Erben teilweise unbekannt

  • Ich habe folgenden Fall:
    Ich habe einen Erbfall der sehr kompliziert ist. Der Erblasser ist kinderlos verstorben und war einziges Kind seines Vaters. Der vater hatte 7 Geschiwster. Von 3 der Geschiwster können die Abkömmlinge ermittelt werden. und die urkunden liegen auch vor.
    1 Bruder soll wohl nach Amerika ausgewandert sein und dort 2 Kinder gehabt haben, die auch verstorben sind. Über weitere Abkömmlinge ist nichts bekannt. Würdet ihr diesen Anteil hinterlegen? oder was machen?Aufgebot?
    Bei zwei der Geschiwstern liegt nur eine Geburtsurkunde vor, Sterbeurkunde oder Abkömmlinge konnten über die Nachlasspflegerin nicht ermittelt werden. Was machen? Aufgebot? Hinterlegen?
    Bei einem Bruder gibt es nur Geburts- und Sterbeurkunde, aber nichts über Abkömmlige bekannt. Auch hier wieder meine Frage, was soll ich machen?
    Die nachlasspflegerin hat echt alles versucht, etwas rauszubekommen, aber keine chance...:confused:

  • Teilerbschein hinsichtlich der bekannten Erben.
    Wenn Nachlassvermögen vorhanden ist, Hinterlegung insoweit die Erben unbekannt sind. (Es dürfte also noch die Auseinandersetzung der Erbengemeinschaft vorzunehmen sein, welche durch das Gericht zu genehmigen ist.)
    Anschließend Aufhebung der Nachlasspflegschaft, da weitere Ermittlungen keine neuen Erkenntnisse bringen.

    Das Aufgebot hinsichtlich der unbekannten Erben und die evtl. Feststellung des Fiskuserbrechts lohnt m.
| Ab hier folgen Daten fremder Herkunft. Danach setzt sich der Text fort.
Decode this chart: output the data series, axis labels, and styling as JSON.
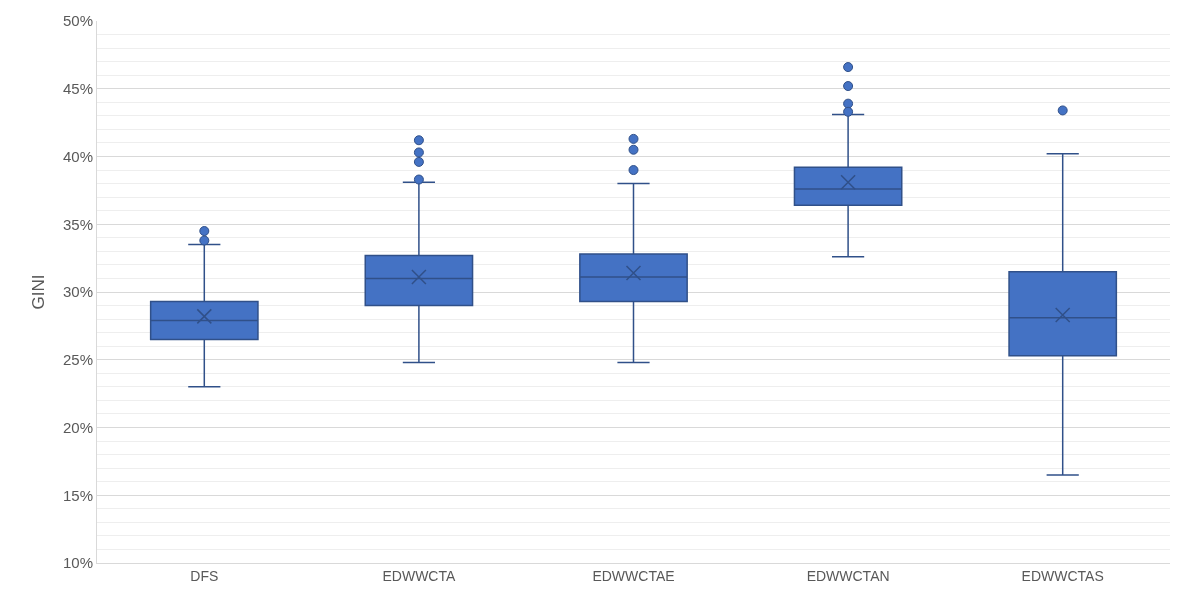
{
  "chart_data": {
    "type": "box",
    "ylabel": "GINI",
    "categories": [
      "DFS",
      "EDWWCTA",
      "EDWWCTAE",
      "EDWWCTAN",
      "EDWWCTAS"
    ],
    "color": "#4472c4",
    "boxes": [
      {
        "low": 23.0,
        "q1": 26.5,
        "median": 27.9,
        "q3": 29.3,
        "high": 33.5,
        "mean": 28.2,
        "outliers": [
          34.5,
          33.8
        ]
      },
      {
        "low": 24.8,
        "q1": 29.0,
        "median": 31.0,
        "q3": 32.7,
        "high": 38.1,
        "mean": 31.1,
        "outliers": [
          41.2,
          40.3,
          39.6,
          38.3
        ]
      },
      {
        "low": 24.8,
        "q1": 29.3,
        "median": 31.1,
        "q3": 32.8,
        "high": 38.0,
        "mean": 31.4,
        "outliers": [
          41.3,
          40.5,
          39.0
        ]
      },
      {
        "low": 32.6,
        "q1": 36.4,
        "median": 37.6,
        "q3": 39.2,
        "high": 43.1,
        "mean": 38.1,
        "outliers": [
          46.6,
          45.2,
          43.9,
          43.3
        ]
      },
      {
        "low": 16.5,
        "q1": 25.3,
        "median": 28.1,
        "q3": 31.5,
        "high": 40.2,
        "mean": 28.3,
        "outliers": [
          43.4
        ]
      }
    ],
    "ylim": [
      10,
      50
    ],
    "yticks": [
      {
        "value": 10,
        "label": "10%"
      },
      {
        "value": 15,
        "label": "15%"
      },
      {
        "value": 20,
        "label": "20%"
      },
      {
        "value": 25,
        "label": "25%"
      },
      {
        "value": 30,
        "label": "30%"
      },
      {
        "value": 35,
        "label": "35%"
      },
      {
        "value": 40,
        "label": "40%"
      },
      {
        "value": 45,
        "label": "45%"
      },
      {
        "value": 50,
        "label": "50%"
      }
    ],
    "grid": "y"
  }
}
E. nur, wenn werthaltiger Nachlass vorhanden ist. Hierzu gibt es streitige Meinungen. :)

    My two cents.

    Ich mache keine Fehler ... ich erschaffe kleine Katastrophen.

  • Das ist auch eine gute Frage.
    Die RAin "umme Ecke" wird nicht so viel erreichen können wie das große Erbenermittlungsbüro, die schon seit Jahrzehnten, wenn nicht gar Jahrhunderten (;)) weltweit ermitteln.
    Profis werden jedoch nur bei werthaltigem Nachlass tätig - schließlich müssen die ja auch ihre Kosten decken können.
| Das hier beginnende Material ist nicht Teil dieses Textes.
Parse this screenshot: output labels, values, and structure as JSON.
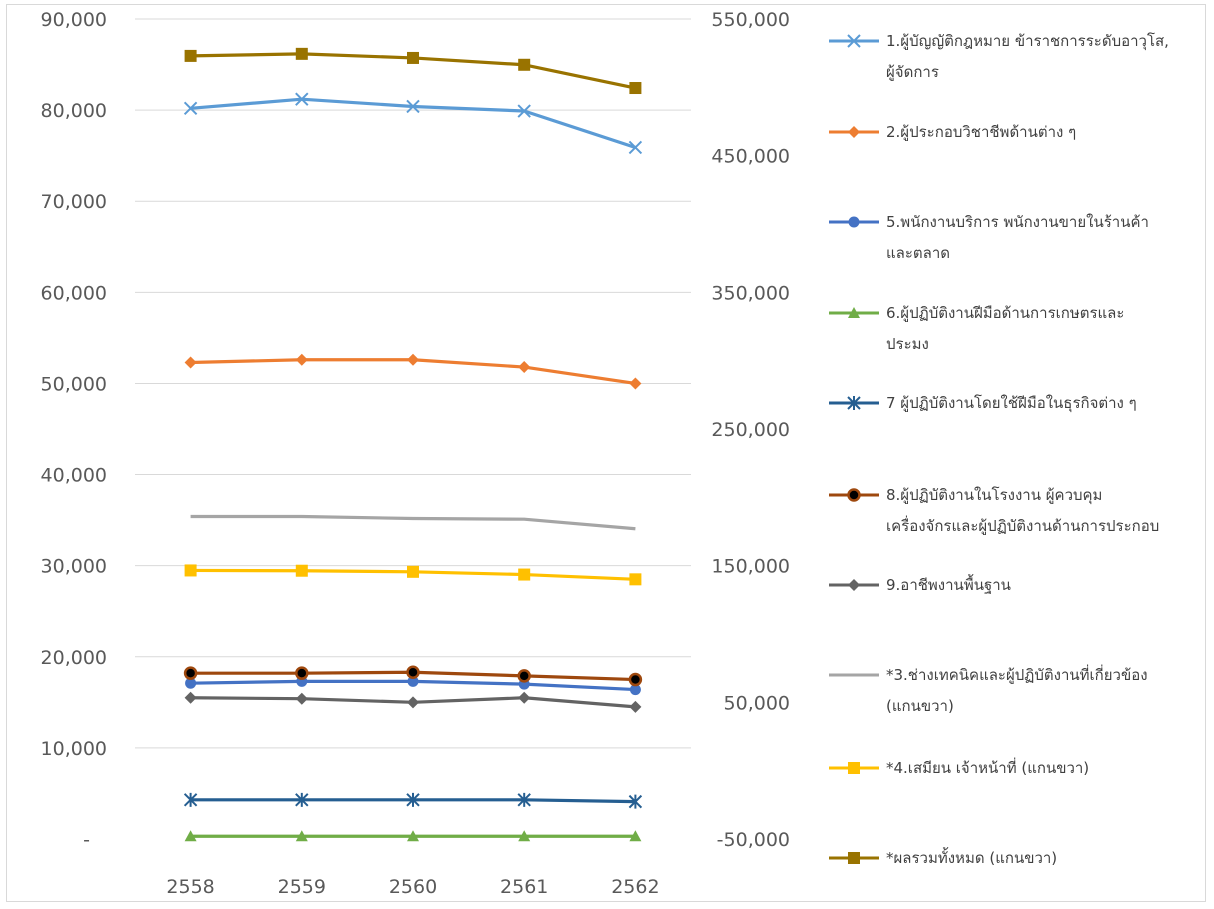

    Ich mache keine Fehler ... ich erschaffe kleine Katastrophen.

  • kein professioneller Erbenermittler. Die Ermittlungen hat ein nachlasspfleger gemacht, der aber sehr versiert ist.
    Insgesamt ein nachlass um die 50.000 €. Teilt sich dann aber eben auch auf 7 Stämme auf..
    Müsste dann also für die 4 Stämme, wo mir nichts bekannt ist, oder nur wenig, hinterlegen und für die restlichen den teilerbschein machen?
    Ab welcher summe würdet ihr denn einen erbenermittler einschalten?

  • Das ist eine Frage des Einzelfalls - TL müsste hierzu nähere Angaben machen können.

    Hinterlegen würde ich nicht, sondern nach dem Erlass einer öffentlichen Aufforderung einen Erbschein für den gesamten Nachlass zugunsten der bekannten Erben erteilen.

  • Also eine öffentliche Aufforderung nach § 2358 II ?
    Das liest aber doch kein mensch, zumindest mit normalem menschenverstand betrachtet. Finde ich irgendwie so ein bißchen unfair..
    Wie läuft da so eine aufforderung ab? Schonmal gemacht?

  • In Kategorien wie "fair" darfst du eh nie denken :strecker

    Mal ganz abgesehen davon, dass es genauso unwahrscheinlich ist, dass irgendwann jemand bei der Kasse ankopft und sagt ich bin der Ururneffe von xy und will jetzt meine Kohle haben.
    Habe übrigens auch eine Geschichte in der 1/4 des Nachlasses über den großen Teich gehen wird, und obwohl mir schon ein Miterbe unkundlich nachgewiesen ist rennen mir die übrigen Gierhälse noch immer die Tür ein weil kann ja nicht sein dass es da keine Frist gibt für.

  • Meinst Du, es sei wahrscheinlicher, dass sich jemand der verschollenen Erben jemals meldet, um Ansprüche bezüglich des hinterlegten Betrages geltend zu machen? Und ist es "fairer", dass der Staat auf dem Geld sitzt und damit arbeitet, anstelle es definitiv bekannten Erben zukommen zu lassen?

    Ich habe immer mit öffentlichen Aufforderungen und in keinem einzigen Fall mit einer Hinterlegung gearbeitet.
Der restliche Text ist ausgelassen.